その一言(態度)が二人の仲を左右する
「産褥期」(吉田紫磨子、KADOKAWA)
でも一番嬉しかったのは、家事全般をやってくれたことより、オムツ替えをしてくれたことより、「夜中のオムツ替えは全部やるから、絶対起こして」と言ってくれたことです。実際にオムツ替えてくれるより嬉しい。
(「産褥期」P44)
著者の夫君が家事全般、オムツ替えをしたことそのものより
「言ってくれた」ことが嬉しい??
私の頭の中は「???」が飛び交います。続く文章
本当に家事する「手」が必要であればお金をかけてでも頼むけれど、「オムツ替えをやる」という夫の気持ちとコミットメントが嬉しかった。
(同書、P44)
ここを読んでもいまひとつピンと来なかったのですが
ウチの母が私の新生児期の父の関わり方について
著者と似た内容のことを口にし喜んでいたことを思い出しつつ
繰り返し読んでようやく腑に落ちました。
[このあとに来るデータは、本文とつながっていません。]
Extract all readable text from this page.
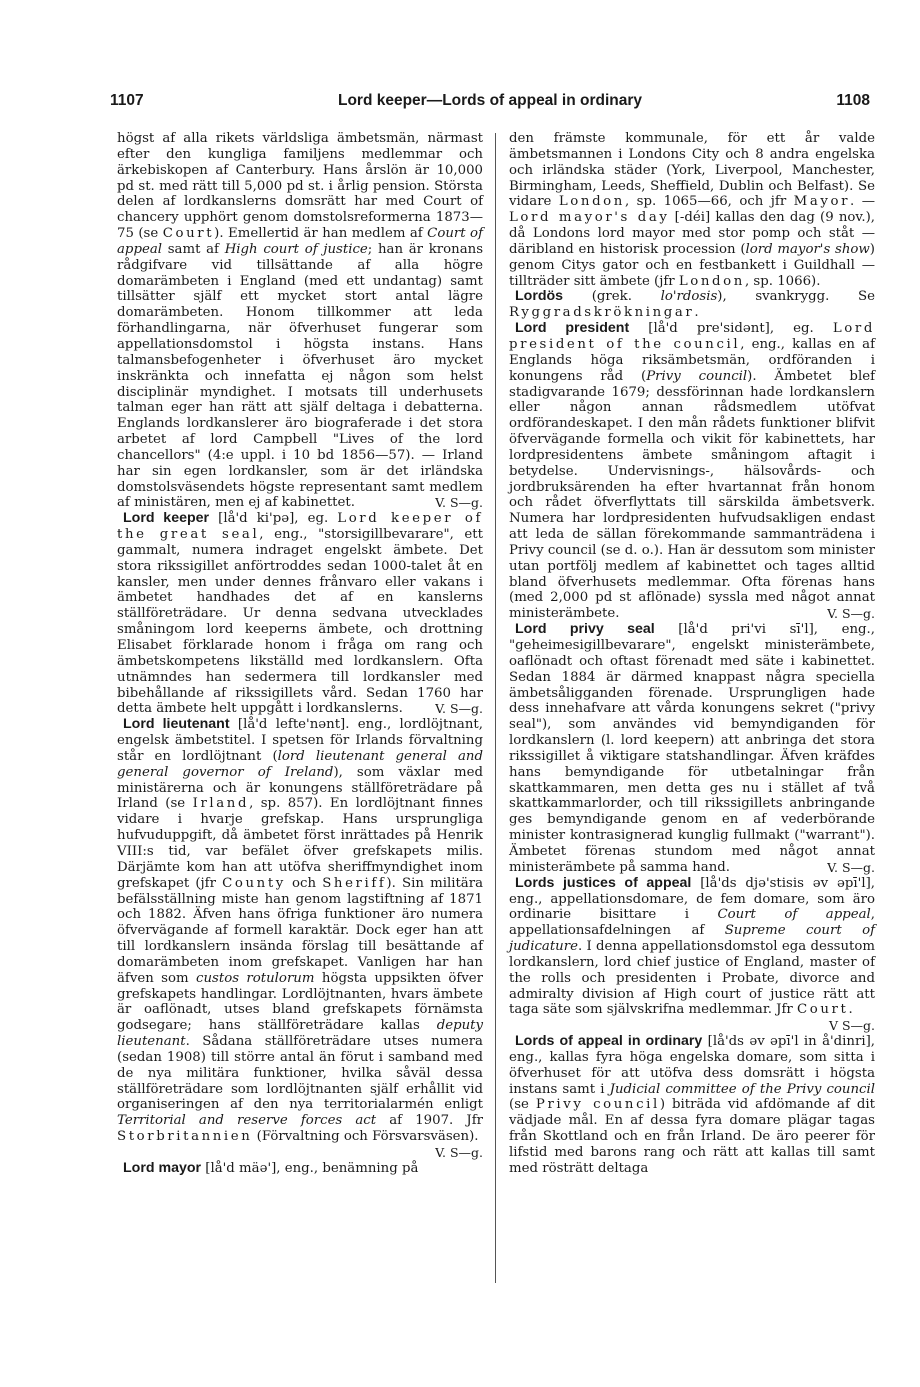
1107	Lord keeper—Lords of appeal in ordinary	1108

högst af alla rikets världsliga ämbetsmän, närmast efter den kungliga familjens medlemmar och ärkebiskopen af Canterbury. Hans årslön är 10,000 pd st. med rätt till 5,000 pd st. i årlig pension. Största delen af lordkanslerns domsrätt har med Court of chancery upphört genom domstolsreformerna 1873—75 (se Court). Emellertid är han medlem af Court of appeal samt af High court of justice; han är kronans rådgifvare vid tillsättande af alla högre domarämbeten i England (med ett undantag) samt tillsätter själf ett mycket stort antal lägre domarämbeten. Honom tillkommer att leda förhandlingarna, när öfverhuset fungerar som appellationsdomstol i högsta instans. Hans talmansbefogenheter i öfverhuset äro mycket inskränkta och innefatta ej någon som helst disciplinär myndighet. I motsats till underhusets talman eger han rätt att själf deltaga i debatterna. Englands lordkanslerer äro biograferade i det stora arbetet af lord Campbell "Lives of the lord chancellors" (4:e uppl. i 10 bd 1856—57). — Irland har sin egen lordkansler, som är det irländska domstolsväsendets högste representant samt medlem af ministären, men ej af kabinettet.	V. S—g.

Lord keeper [lå'd ki'pə], eg. Lord keeper of the great seal, eng., "storsigillbevarare", ett gammalt, numera indraget engelskt ämbete. Det stora rikssigillet anförtroddes sedan 1000-talet åt en kansler, men under dennes frånvaro eller vakans i ämbetet handhades det af en kanslerns ställföreträdare. Ur denna sedvana utvecklades småningom lord keeperns ämbete, och drottning Elisabet förklarade honom i fråga om rang och ämbetskompetens likställd med lordkanslern. Ofta utnämndes han sedermera till lordkansler med bibehållande af rikssigillets vård. Sedan 1760 har detta ämbete helt uppgått i lordkanslerns.	V. S—g.

Lord lieutenant [lå'd lefte'nənt]. eng., lordlöjtnant, engelsk ämbetstitel. I spetsen för Irlands förvaltning står en lordlöjtnant (lord lieutenant general and general governor of Ireland), som växlar med ministärerna och är konungens ställföreträdare på Irland (se Irland, sp. 857). En lordlöjtnant finnes vidare i hvarje grefskap. Hans ursprungliga hufvuduppgift, då ämbetet först inrättades på Henrik VIII:s tid, var befälet öfver grefskapets milis. Därjämte kom han att utöfva sheriffmyndighet inom grefskapet (jfr County och Sheriff). Sin militära befälsställning miste han genom lagstiftning af 1871 och 1882. Äfven hans öfriga funktioner äro numera öfvervägande af formell karaktär. Dock eger han att till lordkanslern insända förslag till besättande af domarämbeten inom grefskapet. Vanligen har han äfven som custos rotulorum högsta uppsikten öfver grefskapets handlingar. Lordlöjtnanten, hvars ämbete är oaflönadt, utses bland grefskapets förnämsta godsegare; hans ställföreträdare kallas deputy lieutenant. Sådana ställföreträdare utses numera (sedan 1908) till större antal än förut i samband med de nya militära funktioner, hvilka såväl dessa ställföreträdare som lordlöjtnanten själf erhållit vid organiseringen af den nya territorialarmén enligt Territorial and reserve forces act af 1907. Jfr Storbritannien (Förvaltning och Försvarsväsen).
V. S—g.

Lord mayor [lå'd mäə'], eng., benämning på

den främste kommunale, för ett år valde ämbetsmannen i Londons City och 8 andra engelska och irländska städer (York, Liverpool, Manchester, Birmingham, Leeds, Sheffield, Dublin och Belfast). Se vidare London, sp. 1065—66, och jfr Mayor. — Lord mayor's day [-déi] kallas den dag (9 nov.), då Londons lord mayor med stor pomp och ståt — däribland en historisk procession (lord mayor's show) genom Citys gator och en festbankett i Guildhall — tillträder sitt ämbete (jfr London, sp. 1066).

Lordös (grek. lo'rdosis), svankrygg. Se Ryggradskrökningar.

Lord president [lå'd pre'sidənt], eg. Lord president of the council, eng., kallas en af Englands höga riksämbetsmän, ordföranden i konungens råd (Privy council). Ämbetet blef stadigvarande 1679; dessförinnan hade lordkanslern eller någon annan rådsmedlem utöfvat ordförandeskapet. I den mån rådets funktioner blifvit öfvervägande formella och vikit för kabinettets, har lordpresidentens ämbete småningom aftagit i betydelse. Undervisnings-, hälsovårds- och jordbruksärenden ha efter hvartannat från honom och rådet öfverflyttats till särskilda ämbetsverk. Numera har lordpresidenten hufvudsakligen endast att leda de sällan förekommande sammanträdena i Privy council (se d. o.). Han är dessutom som minister utan portfölj medlem af kabinettet och tages alltid bland öfverhusets medlemmar. Ofta förenas hans (med 2,000 pd st aflönade) syssla med något annat ministerämbete.	V. S—g.

Lord privy seal [lå'd pri'vi sī'l], eng., "geheimesigillbevarare", engelskt ministerämbete, oaflönadt och oftast förenadt med säte i kabinettet. Sedan 1884 är därmed knappast några speciella ämbetsåligganden förenade. Ursprungligen hade dess innehafvare att vårda konungens sekret ("privy seal"), som användes vid bemyndiganden för lordkanslern (l. lord keepern) att anbringa det stora rikssigillet å viktigare statshandlingar. Äfven kräfdes hans bemyndigande för utbetalningar från skattkammaren, men detta ges nu i stället af två skattkammarlorder, och till rikssigillets anbringande ges bemyndigande genom en af vederbörande minister kontrasignerad kunglig fullmakt ("warrant"). Ämbetet förenas stundom med något annat ministerämbete på samma hand.	V. S—g.

Lords justices of appeal [lå'ds djə'stisis əv əpī'l], eng., appellationsdomare, de fem domare, som äro ordinarie bisittare i Court of appeal, appellationsafdelningen af Supreme court of judicature. I denna appellationsdomstol ega dessutom lordkanslern, lord chief justice of England, master of the rolls och presidenten i Probate, divorce and admiralty division af High court of justice rätt att taga säte som självskrifna medlemmar. Jfr Court.
V S—g.

Lords of appeal in ordinary [lå'ds əv əpī'l in å'dinri], eng., kallas fyra höga engelska domare, som sitta i öfverhuset för att utöfva dess domsrätt i högsta instans samt i Judicial committee of the Privy council (se Privy council) biträda vid afdömande af dit vädjade mål. En af dessa fyra domare plägar tagas från Skottland och en från Irland. De äro peerer för lifstid med barons rang och rätt att kallas till samt med rösträtt deltaga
(気がつきました)
母が喜んでいたことの本質を私は理解していなかったから
上の文章にすぐにピンとこなかったんだ、と。
母の言葉
(父は)オムツも嫌がらず替えてくれたし
仕事が忙しい中でもよく(赤ん坊の)面倒みてくれたけど
3時間おきにミルクをあげないといけない時期に
「夜中のミルク、ボクがするから寝とき」
って言ってくれたのは本当に助かった。
あれには感謝している。
この話を口にする時の母の表情や口調に
当時の思い(感謝の気持ち)が再生されるのを
私は何度も見てきています。
母の感謝は「父が手伝ってくれたこと」(行為)に対してのものだ
と私はずっと解釈していたのですが
母は父の「(手伝いじゃなく)ボクが責任もってするよ」という
気持ち&姿勢(態度)に喜び感謝していたのだと
だから、母の中で、その時の嬉しさが色あせずに保たれているのだと
やっと理解できました。
父のこの一言と行動は
その後の両親の仲にも影響を与えてきたのだろうな、と思います。